Les statistiques de la natalité française sont en berne. Pourtant, lorsque l’on prend le TGV, ils sont partout : des poupons déambulant en chaussettes dans les allées des wagons, la main exploratrice, grasse, sur laquelle la pince de leur mère se referme, non pas pour les aider à regagner leur siège, mais pour revendiquer la patente de ce chef d’œuvre de la manufacture ventrale, les encourager dans leur procession martiale, les bras maintenus fièrement en l’air comme un linge de Portugaise, tendu au balcon.
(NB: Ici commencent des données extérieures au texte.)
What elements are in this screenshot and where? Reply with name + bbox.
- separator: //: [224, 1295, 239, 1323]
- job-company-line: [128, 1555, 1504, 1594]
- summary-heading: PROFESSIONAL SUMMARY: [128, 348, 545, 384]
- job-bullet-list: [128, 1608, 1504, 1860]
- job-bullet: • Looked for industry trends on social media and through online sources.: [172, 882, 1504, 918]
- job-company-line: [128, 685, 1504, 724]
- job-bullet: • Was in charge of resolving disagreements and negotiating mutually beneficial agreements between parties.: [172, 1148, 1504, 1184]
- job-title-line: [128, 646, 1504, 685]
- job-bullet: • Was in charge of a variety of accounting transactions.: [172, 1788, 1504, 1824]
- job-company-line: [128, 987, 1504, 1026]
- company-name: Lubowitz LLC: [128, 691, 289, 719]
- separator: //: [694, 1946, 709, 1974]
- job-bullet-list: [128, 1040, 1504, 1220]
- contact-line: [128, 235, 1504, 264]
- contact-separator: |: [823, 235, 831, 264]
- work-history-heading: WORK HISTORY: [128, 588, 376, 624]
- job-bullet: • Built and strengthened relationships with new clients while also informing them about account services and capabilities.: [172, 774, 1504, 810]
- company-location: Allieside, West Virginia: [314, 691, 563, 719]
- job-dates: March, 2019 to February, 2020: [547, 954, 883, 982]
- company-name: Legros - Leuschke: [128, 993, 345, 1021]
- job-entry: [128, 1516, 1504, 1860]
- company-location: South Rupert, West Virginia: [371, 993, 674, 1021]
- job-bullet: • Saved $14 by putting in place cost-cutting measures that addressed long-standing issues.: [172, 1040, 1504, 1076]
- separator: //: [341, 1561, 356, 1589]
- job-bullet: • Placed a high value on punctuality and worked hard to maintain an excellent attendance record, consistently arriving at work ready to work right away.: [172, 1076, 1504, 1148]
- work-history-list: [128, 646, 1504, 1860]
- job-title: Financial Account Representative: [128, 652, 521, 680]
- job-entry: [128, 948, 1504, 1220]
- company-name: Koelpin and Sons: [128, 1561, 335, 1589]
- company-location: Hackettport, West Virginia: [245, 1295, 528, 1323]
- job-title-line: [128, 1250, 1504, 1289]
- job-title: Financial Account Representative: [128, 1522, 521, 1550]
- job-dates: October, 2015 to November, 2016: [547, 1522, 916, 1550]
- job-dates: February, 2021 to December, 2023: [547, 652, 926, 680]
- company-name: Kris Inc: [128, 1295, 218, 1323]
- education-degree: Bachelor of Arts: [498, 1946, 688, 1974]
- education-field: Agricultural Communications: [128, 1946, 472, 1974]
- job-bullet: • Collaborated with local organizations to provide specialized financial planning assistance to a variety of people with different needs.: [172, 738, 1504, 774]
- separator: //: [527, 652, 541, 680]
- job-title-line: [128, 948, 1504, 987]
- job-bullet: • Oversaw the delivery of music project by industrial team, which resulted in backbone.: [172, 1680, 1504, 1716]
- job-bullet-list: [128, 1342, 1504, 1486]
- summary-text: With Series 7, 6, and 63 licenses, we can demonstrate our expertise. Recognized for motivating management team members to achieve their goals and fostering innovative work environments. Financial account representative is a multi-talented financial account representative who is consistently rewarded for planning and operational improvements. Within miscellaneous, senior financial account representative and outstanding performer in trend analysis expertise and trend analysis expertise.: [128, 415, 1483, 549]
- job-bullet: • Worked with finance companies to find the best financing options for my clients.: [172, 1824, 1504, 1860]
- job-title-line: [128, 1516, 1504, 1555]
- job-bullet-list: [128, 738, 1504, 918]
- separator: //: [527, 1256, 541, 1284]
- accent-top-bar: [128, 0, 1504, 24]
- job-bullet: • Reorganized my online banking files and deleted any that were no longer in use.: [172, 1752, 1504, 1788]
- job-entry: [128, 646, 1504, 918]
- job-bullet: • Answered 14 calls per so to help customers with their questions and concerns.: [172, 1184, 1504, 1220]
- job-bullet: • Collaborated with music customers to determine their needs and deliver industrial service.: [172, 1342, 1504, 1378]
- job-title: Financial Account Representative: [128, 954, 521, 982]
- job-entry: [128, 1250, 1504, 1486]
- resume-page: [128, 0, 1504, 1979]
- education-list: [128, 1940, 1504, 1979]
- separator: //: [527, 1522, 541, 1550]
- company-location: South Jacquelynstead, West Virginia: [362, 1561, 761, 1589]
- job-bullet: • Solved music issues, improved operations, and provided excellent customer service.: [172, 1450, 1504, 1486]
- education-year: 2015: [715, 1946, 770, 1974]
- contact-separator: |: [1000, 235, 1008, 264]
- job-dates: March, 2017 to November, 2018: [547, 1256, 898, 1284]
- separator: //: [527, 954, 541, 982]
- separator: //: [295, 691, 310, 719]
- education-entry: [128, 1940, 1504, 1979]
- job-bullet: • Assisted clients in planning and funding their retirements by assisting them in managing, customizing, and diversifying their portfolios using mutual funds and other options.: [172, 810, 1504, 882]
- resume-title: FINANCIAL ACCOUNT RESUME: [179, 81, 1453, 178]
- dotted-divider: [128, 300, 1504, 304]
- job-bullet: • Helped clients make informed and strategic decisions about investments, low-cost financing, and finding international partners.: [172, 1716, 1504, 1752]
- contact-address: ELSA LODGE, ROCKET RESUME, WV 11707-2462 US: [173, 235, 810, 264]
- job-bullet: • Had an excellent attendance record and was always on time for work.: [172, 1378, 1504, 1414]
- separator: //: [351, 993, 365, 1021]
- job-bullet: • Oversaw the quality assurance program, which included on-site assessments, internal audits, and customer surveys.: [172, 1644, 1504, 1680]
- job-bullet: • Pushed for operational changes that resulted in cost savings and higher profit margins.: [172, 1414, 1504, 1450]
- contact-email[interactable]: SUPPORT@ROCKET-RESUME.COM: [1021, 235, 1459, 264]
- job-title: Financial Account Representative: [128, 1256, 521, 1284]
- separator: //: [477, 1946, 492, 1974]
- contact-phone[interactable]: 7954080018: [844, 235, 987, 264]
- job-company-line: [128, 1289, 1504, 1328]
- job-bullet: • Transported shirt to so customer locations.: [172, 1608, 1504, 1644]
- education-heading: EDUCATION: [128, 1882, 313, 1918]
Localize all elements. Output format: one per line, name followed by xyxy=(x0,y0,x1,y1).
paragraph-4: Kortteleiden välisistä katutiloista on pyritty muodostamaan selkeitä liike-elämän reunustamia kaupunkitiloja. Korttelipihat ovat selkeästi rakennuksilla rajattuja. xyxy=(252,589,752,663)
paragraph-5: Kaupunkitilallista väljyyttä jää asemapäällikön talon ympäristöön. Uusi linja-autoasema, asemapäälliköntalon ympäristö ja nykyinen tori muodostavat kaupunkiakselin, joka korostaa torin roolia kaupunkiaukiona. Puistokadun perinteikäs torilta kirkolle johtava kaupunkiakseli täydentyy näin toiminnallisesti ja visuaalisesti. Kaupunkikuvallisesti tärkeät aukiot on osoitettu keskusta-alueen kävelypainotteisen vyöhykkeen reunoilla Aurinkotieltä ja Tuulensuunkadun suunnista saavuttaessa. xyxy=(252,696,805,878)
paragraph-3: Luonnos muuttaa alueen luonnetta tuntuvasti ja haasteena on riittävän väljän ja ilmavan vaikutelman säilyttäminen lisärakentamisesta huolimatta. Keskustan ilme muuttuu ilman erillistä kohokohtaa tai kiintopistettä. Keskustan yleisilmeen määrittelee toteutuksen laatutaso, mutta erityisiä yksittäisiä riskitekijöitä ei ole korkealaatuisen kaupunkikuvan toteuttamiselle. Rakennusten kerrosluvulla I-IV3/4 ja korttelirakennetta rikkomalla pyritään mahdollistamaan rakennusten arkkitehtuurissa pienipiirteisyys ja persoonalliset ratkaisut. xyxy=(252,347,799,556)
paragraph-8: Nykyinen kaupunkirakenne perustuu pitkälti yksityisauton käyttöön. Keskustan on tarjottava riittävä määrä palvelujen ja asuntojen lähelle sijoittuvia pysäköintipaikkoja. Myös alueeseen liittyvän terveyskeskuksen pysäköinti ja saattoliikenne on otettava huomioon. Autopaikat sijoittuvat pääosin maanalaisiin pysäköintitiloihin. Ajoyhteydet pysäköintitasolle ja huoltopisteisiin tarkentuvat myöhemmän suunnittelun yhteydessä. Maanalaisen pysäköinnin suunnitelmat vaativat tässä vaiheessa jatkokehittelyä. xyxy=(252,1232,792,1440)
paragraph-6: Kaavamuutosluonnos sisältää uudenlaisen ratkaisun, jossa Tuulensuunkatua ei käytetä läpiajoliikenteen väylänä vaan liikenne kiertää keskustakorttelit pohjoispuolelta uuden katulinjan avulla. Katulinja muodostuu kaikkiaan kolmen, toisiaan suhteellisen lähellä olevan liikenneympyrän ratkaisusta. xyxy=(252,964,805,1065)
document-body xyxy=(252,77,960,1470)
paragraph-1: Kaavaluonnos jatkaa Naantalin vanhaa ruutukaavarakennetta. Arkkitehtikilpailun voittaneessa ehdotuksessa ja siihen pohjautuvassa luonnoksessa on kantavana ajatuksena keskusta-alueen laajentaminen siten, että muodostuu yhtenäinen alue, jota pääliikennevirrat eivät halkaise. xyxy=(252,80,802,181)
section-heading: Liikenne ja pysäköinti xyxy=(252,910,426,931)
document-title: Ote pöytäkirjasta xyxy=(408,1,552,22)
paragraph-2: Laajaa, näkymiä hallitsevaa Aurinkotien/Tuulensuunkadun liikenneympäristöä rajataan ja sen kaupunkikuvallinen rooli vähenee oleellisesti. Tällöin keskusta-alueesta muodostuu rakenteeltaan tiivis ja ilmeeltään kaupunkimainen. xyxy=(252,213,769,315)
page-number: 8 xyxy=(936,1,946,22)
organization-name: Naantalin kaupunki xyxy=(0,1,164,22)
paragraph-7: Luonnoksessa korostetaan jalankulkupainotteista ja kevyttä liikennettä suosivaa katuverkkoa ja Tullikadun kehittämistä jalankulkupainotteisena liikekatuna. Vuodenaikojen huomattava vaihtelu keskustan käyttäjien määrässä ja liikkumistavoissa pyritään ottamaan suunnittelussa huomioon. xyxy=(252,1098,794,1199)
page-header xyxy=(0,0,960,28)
On nous dit que le nombre de naissances chute, mais ces gueules édentées de vieillards tout neufs promènent partout leur suffisance de vilaines miniatures en bois de l’époque Ming, s’arrêtent devant vous dans l’espoir de vous arracher un compliment émerveillé, et ne repartent jamais avant d’avoir entendu : « Oh, qu’il est mignon ! Il a quel âge ? » Les enfants ne sont pas partis, ils sont partout.
Ces Lilliputiens omniprésents, que la fierté parentale a promus empereurs, règnent sur les TGV, d’une autorité auguste dont seule peut se prévaloir une petite figurine articulée, pleine de gazouillis, de hurlements stridents et de compote décomposée.